Deputy Premier Steven Miles accused Mr Frydenberg of lying on Thursday when he said Queensland hadn’t asked for an extension of the Australian troop deployment on the NSW border.

The withdrawal of Australian Defence Force troops on October 1 will come a day after Queensland opens to more than 150,000 extra NSW residents when a border bubble is widened.

Mr Miles provided documents on Thursday showing Queensland twice asked for an extension until October 19 and said the withdrawal was “a political attack”.

Steven Miles has accused the Treasurer of lying about the ADF withdrawal from Queensland’s borders.

Mr Frydenberg said the withdrawal wasn’t political and lashed out at Dr Miles.

“He’s a stumbling, bumbling, lightweight that no one’s ever heard of who’s just made it up as he goes,” the Treasurer told Nine’s Today show on Friday.

“I was asked a question on radio yesterday whether the government’s movement of ADF troops was designed to deliberately damage Queensland’s border policy. And I said that was absolutely rubbish and then he goes and holds a press conference asking me to apologise. For what?”

“This guy, just as [Home Affairs Minister] Peter Dutton said earlier, is just seeking to pick a fight, to play politics, to play politics with the pandemic … to play politics with the deployment of ADF troops. I mean, that guy should just grow up.”

The federal Coalition government and Queensland’s Labor government have been caught up in an ugly stoush over the border closure ahead of the October 31 state election.

Premier Annastacia Palaszczuk has refused to cave in to pressure to reopen to all of NSW, saying the state’s chief health officer has advised her that all of the southern state is a COVID-19 hotspot.

But critics say that doesn’t make sense with few cases of community spread outside of Sydney.

Mr Dutton claimed Ms Palaszczuk was acting for political advantage rather than on health advice.

“It was always based on the fact that Queensland is going to an election in a few weeks and the Premier was desperate to make sure there was no outbreak,” he told Today on Friday.

queensland border coronavirus
Queensland has maintained its tough border closures, despite sustained federal government pressure.

His comments come a day after Mr Miles said there was “a conga line” of federal ministers attacking the Queensland government over its “strong and effective” measures against the virus.

Finance Minister Mathias Corman added his voice to the federal pressure, telling Sky News on Friday that Australia was not designed to have hard state borders.

He said ADF personnel would be redirected to help manage quarantine arrangements.

“In the end it’s the states that want to impose state borders,” he said.

“If that’s what they want to do and that’s what they think is warranted, then it’s a matter for the states to ensure they’ve got the means and tools in place to manage those borders.’

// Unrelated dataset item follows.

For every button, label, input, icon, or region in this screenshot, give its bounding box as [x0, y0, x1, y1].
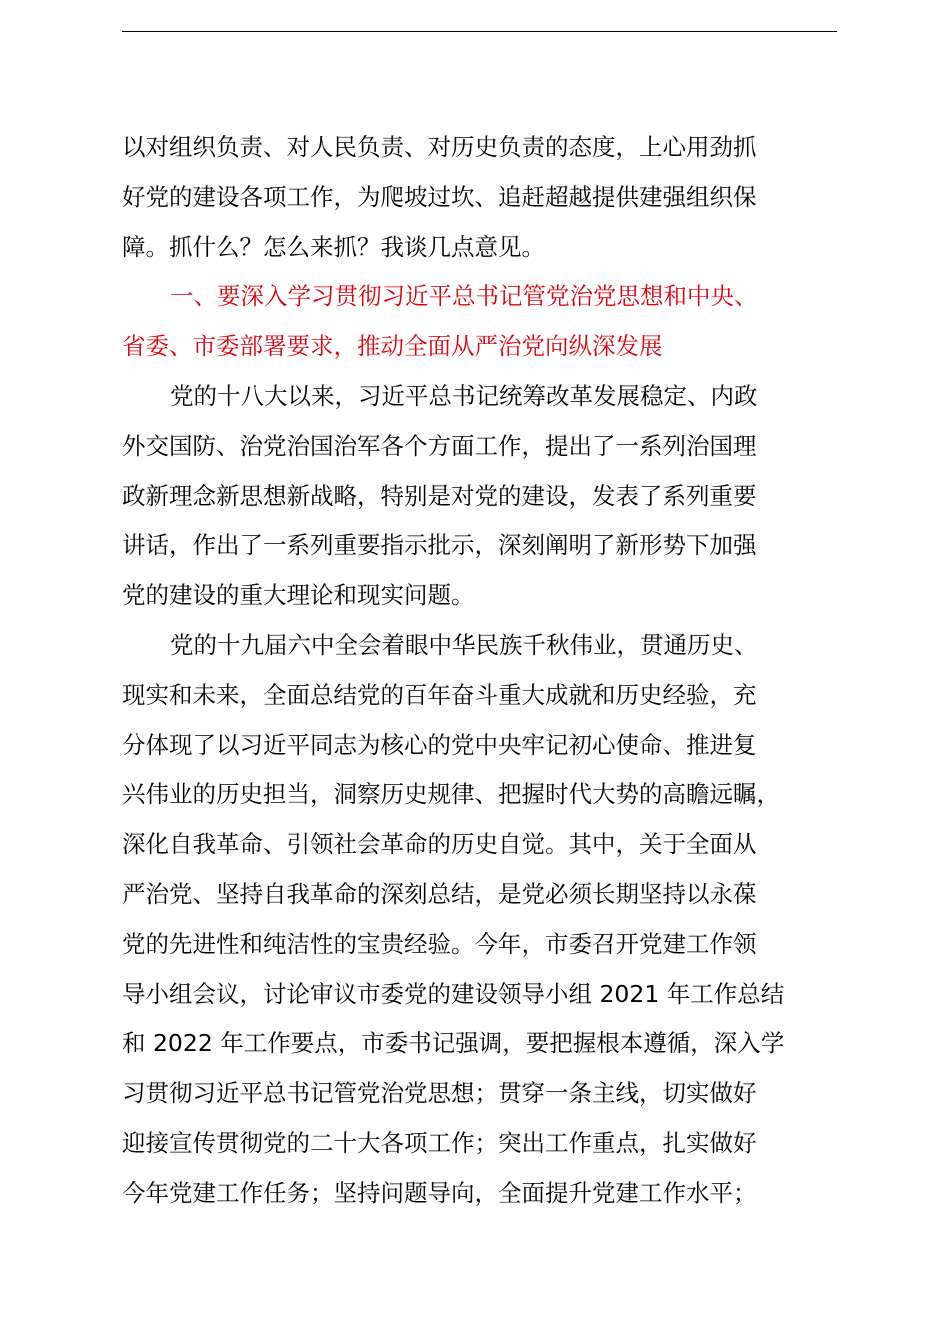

From Queensland, the state will allow up to 30 people to gathering without a COVID-safe plan and people can visit aged care homes and hospitals.

As well, ACT residents can now fly to Queensland without having to go into quarantine.

Queensland Police Deputy Commissioner of specialist operations Steve Gollschewski reminded visitors from Canberra they could arrive only by air and must have a pass.

“They can fly in, they can expect to be still processed at the border. Police will check they have a valid pass,” he told Today.

Queensland has recorded no community spread of the virus for more than 14 days and reported just five active cases on Thursday.